Reimbursement News

CMS Details Medicare Payment for New COVID-19 Antibody Drug

Medicare payment will be available for the purchase and infusion of bamlanivimab, a COVID-19 antibody drug recently approved by the FDA for emergency use.

CMS provides Medicare payment, billing policy for new COVID-19 antibody drug

Source: Centers for Medicare & Medicaid Services

By Jacqueline LaPointe

- Just a day after the FDA approved the emergency use of a new COVID-19 antibody drug, CMS updated Medicare payment and billing policies to ensure providers have access to the new treatment for coronavirus patients.

CMS announced yesterday that Medicare payment will be available for both the purchase and administration of bamlanivimab, which can be used to treat mild-to-moderate COVID-19 in certain adult and pediatric patients, according to the FDA’s recent emergency use authorization.

The agency said it plans to pay 95 percent of the average wholesale price for the COVID-19 antibody drug to providers who purchase it. However, the drug is expected to be free for healthcare providers at first, according to the announcement.

But even with free doses, CMS will reimburse providers for the administration of the drug.

The Medicare payment rate for the administration of bamlanivimab will be $309.60. The rate will cover one hour of infusion and post-administration monitoring in the hospital outpatient setting and will be adjusted according to geographic region, the agency explained in an instruction guide accompanying the announcement.

Healthcare providers will be able to bill for the administration of the drug’s infusion on a single claim for COVID-19 monoclonal antibody administration or they can submit claims on a roster bill.

But providers should understand that the administration of the new COVID-19 antibody drug is more complex than other services that are billed using roster billing, CMS warned.

The FDA’s emergency use authorization sets specific criteria for who is eligible to receive the COVID-19 antibody drug and providers will need to provide medical documentation that not only supports the medical necessity of the drug’s administration, but also that it meets the terms of the FDA’s authorization.

For example, providers will need to document that the drug is being used for the treatment of mild-to-moderate COVID-19 in a patient who is at high risk for progressing to severe COVID-19 and/or hospitalization. Medical documentation should also include the name of the practitioner who ordered or made the decision to administer the drug, even when claims for the administration are submitted on roster bills.

Additionally, CMS said healthcare providers should only seek Medicare reimbursement for the administration of the COVID-19 antibody drug if they received the drug for free. In that case, providers should not include the codes for the monoclonal antibody on the claim, the agency stated.

The codes for the COVID-19 antibody drug and its administration are:

  • Q0239: Long descriptor: Injection, bamlanivimab-xxxx, 700 mg Short descriptor: bamlanivimab-xxxx
  • M0239: Long Descriptor: intravenous infusion, bamlanivimab-xxxx, includes infusion and post administration monitoring Short Descriptor: bamlanivimab-xxxx infusion

CMS intends for the updated Medicare billing and payment policy to enable a broad range of providers to administer the drug. The agency expects freestanding and hospital-based infusion centers, home health agencies, nursing homes, and entities with whom nursing homes contract for this to be able to administer the drug under the new policy.

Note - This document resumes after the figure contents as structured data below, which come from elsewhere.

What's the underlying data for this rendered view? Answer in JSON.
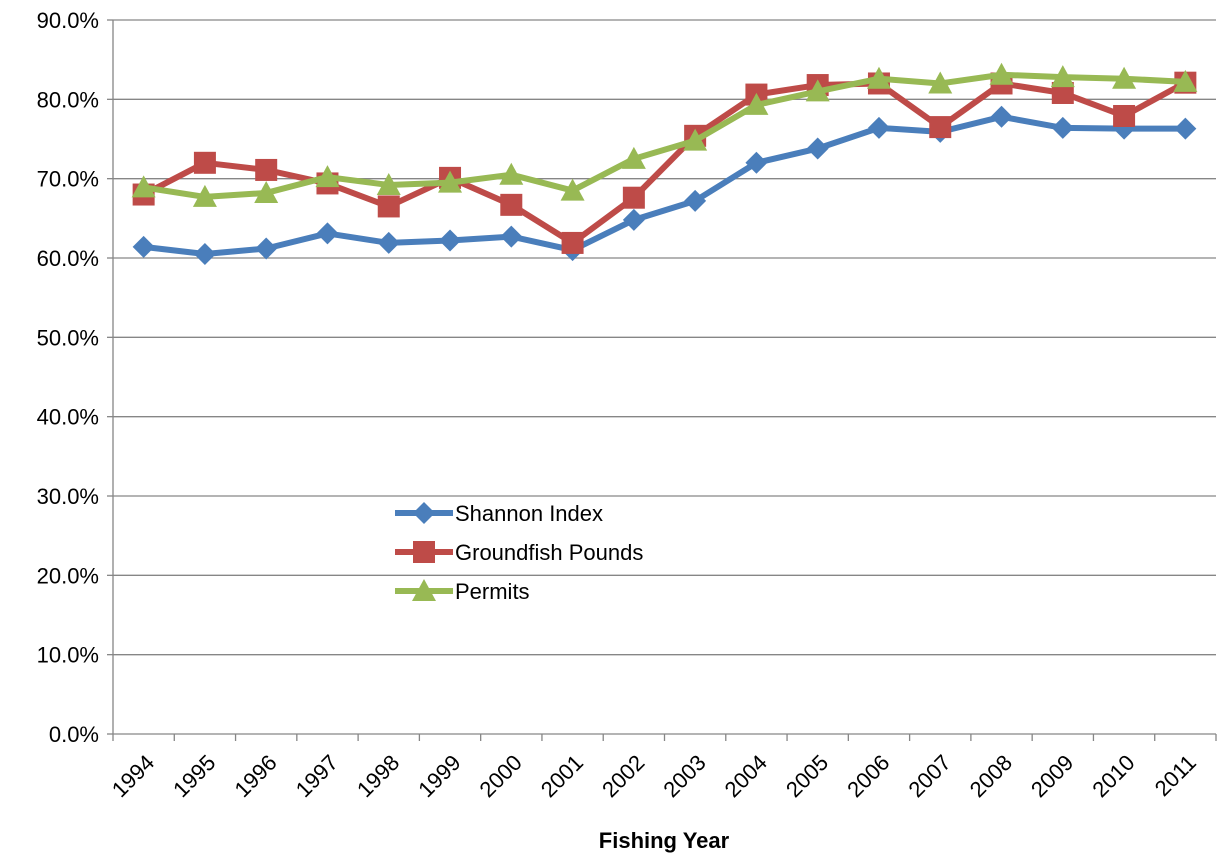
{
  "chart_data": {
    "type": "line",
    "x_label": "Fishing Year",
    "categories": [
      "1994",
      "1995",
      "1996",
      "1997",
      "1998",
      "1999",
      "2000",
      "2001",
      "2002",
      "2003",
      "2004",
      "2005",
      "2006",
      "2007",
      "2008",
      "2009",
      "2010",
      "2011"
    ],
    "series": [
      {
        "name": "Shannon Index",
        "color": "#4a7ebb",
        "marker": "diamond",
        "values": [
          61.4,
          60.5,
          61.2,
          63.1,
          61.9,
          62.2,
          62.7,
          61.0,
          64.8,
          67.2,
          72.0,
          73.8,
          76.4,
          75.9,
          77.8,
          76.4,
          76.3,
          76.3
        ]
      },
      {
        "name": "Groundfish Pounds",
        "color": "#be4b48",
        "marker": "square",
        "values": [
          68.0,
          72.0,
          71.1,
          69.4,
          66.5,
          70.1,
          66.7,
          61.9,
          67.6,
          75.4,
          80.6,
          81.8,
          82.0,
          76.5,
          82.0,
          80.8,
          77.9,
          82.1
        ]
      },
      {
        "name": "Permits",
        "color": "#98b954",
        "marker": "triangle",
        "values": [
          68.9,
          67.7,
          68.2,
          70.2,
          69.2,
          69.5,
          70.5,
          68.5,
          72.5,
          74.8,
          79.3,
          81.0,
          82.6,
          82.0,
          83.1,
          82.8,
          82.6,
          82.2
        ]
      }
    ],
    "ylim": [
      0,
      90
    ],
    "yticks": [
      {
        "value": 0,
        "label": "0.0%"
      },
      {
        "value": 10,
        "label": "10.0%"
      },
      {
        "value": 20,
        "label": "20.0%"
      },
      {
        "value": 30,
        "label": "30.0%"
      },
      {
        "value": 40,
        "label": "40.0%"
      },
      {
        "value": 50,
        "label": "50.0%"
      },
      {
        "value": 60,
        "label": "60.0%"
      },
      {
        "value": 70,
        "label": "70.0%"
      },
      {
        "value": 80,
        "label": "80.0%"
      },
      {
        "value": 90,
        "label": "90.0%"
      }
    ],
    "grid": true,
    "legend": "center-left"
  }
}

The agency also aims to ensure broad access to the drug. To achieve this, CMS is making the drug free to Medicare beneficiaries. For providers, this means Medicare patients will not pay a copayment, coinsurance, or part of their deductible for the infusion.

“Today, CMS is announcing a historic, first-of-its kind policy that drastically expands access to COVID-19 monoclonal antibodies to beneficiaries without cost sharing,” CMS Administrator Seema Verma said in yesterday’s announcement. “Our timely approach means beneficiaries can receive these potentially life-saving therapies in a range of settings – such as in a doctor’s office, nursing home, infusion centers, as long as safety precautions can be met. This aggressive action and innovative approach will undoubtedly save lives.”

Eli Lilly & Company who developed and will distribute the COVID-19 antibody drug has made a deal with the federal government to provide the first doses to HHS and the Department of Defense. The company will provide 300,000 doses to the federal departments at a price of $375 million. The departments also have the option to purchase up to 650,000 additional doses through the end of June 2021 for $812.5 million.